2. Addisu Benti - Ethiopia
Ada banyak pengalaman selama di perjalanan. Saya ingat sekali ketika bepergian ke daerah Gambella di timur laut. Lokasi ini berjarak hanya 45 kilometer untuk mencapai kota. Tiba-tiba, ada dua singa tidur dalam posisi memblokir jalan. Saya harus hentikan mobil, mengunci semua pintu dan menutup jendela. Saya ingat, kita harus tidak bersuara dan bergerak agar tidak diserang. Dalam ketakutan, saya harus menunggu selama 35 menit di dalam mobil, sampai para singa bosan dan berpindah.
3. Jimah Breh - Ghana
September di Ghana adalah musim hujan, terutama di daerah utara. Hal ini menyulitkan laju mobil di jalan-jalan rusak. Dalam perjalanan untuk sebuah pelatihan di Wa yang berjarak 166 kilometer, terjadi hujan lebat. Hujan ini mengikis sebagian badan jalan, sehingga jalur tak dapat diakses kendaraan. Terpaksa kami mencari jalur alternatif, lebih jauh. Di jalan ini, bangunan penyangga jembatan beton terlihat rapuh. Jalannya sangat sempit akibat pengikisan di salah satu sisi. Meski demikian, kami terpaksa melintasinya sebab tak mungkin berbalik arah. Dengan bantuan dari pemimpin tim, saya periksa jembatan dan menimbang kemungkinan untuik menyeberang. Kami semua akhirnya menghela nafas panjang, ketika akhirnya kami tiba di sisi lain dari jembatan tersebut. Belum pernah saya alami situasi sesulit ini, semoga ini menjadi yang terakhir.
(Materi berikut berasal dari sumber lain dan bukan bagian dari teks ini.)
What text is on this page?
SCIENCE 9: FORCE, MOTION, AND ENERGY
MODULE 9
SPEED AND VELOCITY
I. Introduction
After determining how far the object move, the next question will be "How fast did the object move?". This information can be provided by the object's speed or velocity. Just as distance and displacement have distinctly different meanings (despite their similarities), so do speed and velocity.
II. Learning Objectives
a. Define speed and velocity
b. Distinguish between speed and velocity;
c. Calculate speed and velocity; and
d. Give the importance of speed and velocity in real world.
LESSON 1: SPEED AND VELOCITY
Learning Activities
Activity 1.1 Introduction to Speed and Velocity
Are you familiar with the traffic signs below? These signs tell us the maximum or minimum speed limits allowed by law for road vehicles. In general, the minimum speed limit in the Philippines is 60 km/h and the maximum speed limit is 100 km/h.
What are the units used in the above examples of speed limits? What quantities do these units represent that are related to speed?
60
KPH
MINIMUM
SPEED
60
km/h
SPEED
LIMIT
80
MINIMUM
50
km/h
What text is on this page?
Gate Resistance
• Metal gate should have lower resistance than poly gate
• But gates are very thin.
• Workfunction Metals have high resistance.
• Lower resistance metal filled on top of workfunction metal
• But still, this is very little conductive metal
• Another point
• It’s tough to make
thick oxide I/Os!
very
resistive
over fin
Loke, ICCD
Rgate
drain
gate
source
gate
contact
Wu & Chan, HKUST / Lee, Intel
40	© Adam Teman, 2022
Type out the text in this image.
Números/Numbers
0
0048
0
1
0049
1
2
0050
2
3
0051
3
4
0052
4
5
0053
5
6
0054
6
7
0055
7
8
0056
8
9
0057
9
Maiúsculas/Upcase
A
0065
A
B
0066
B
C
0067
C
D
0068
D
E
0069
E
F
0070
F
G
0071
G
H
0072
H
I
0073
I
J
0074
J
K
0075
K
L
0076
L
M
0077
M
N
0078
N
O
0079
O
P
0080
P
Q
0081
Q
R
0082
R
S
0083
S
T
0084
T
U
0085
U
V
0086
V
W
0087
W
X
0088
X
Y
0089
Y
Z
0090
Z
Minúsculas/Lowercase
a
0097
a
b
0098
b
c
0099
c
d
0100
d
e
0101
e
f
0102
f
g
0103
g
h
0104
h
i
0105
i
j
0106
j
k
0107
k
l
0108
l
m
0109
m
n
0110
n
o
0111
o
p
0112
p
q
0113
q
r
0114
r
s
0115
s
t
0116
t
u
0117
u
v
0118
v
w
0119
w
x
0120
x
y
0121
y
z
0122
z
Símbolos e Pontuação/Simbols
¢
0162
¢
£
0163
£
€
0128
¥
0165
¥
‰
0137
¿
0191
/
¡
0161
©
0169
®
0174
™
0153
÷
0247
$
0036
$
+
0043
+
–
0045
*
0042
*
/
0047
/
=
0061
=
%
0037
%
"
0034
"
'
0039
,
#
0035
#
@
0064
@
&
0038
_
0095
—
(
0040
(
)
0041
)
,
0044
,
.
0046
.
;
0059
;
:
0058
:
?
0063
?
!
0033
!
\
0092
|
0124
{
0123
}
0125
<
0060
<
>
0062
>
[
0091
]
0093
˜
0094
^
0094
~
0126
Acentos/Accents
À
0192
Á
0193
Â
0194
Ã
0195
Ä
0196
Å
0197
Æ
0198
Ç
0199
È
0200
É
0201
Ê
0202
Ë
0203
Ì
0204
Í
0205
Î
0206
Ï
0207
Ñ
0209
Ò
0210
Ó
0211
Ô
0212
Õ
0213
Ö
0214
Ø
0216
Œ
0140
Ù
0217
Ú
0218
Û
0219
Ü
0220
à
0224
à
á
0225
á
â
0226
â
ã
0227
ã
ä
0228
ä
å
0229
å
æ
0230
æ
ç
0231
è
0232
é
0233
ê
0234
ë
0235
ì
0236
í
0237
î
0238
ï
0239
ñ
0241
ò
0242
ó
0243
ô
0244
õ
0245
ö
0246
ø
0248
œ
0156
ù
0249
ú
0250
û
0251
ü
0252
4. Wahidin Hidayat - Jawa Barat, Indonesia
Suatu hari di bulan Ramadhan pada 2012, saya mengantarkan Pak Djoko Soetikno (PTL Jabar) dari Bandung ke Cirebon. Perjalanan memakan waktu tiga jam. Pak Djoko memulai obrolan tentang agama dan membagi pengalaman spiritualnya. Beliau bilang, seluruh manusia adalah setara. Tiap orang harus saling menyayangi dan menghargai., tanpa peduli apa suku dan agamanya. Tiap orang harus diberi penilaian yang sama, entah dia anggota keluarga, teman, rekan kerja, dan siapapun dengan berbagai tingkat pekerjaan. Saya belajar banyak dari beliau dan tak dapat melupakan hari itu, hari bersama Pak Djoko.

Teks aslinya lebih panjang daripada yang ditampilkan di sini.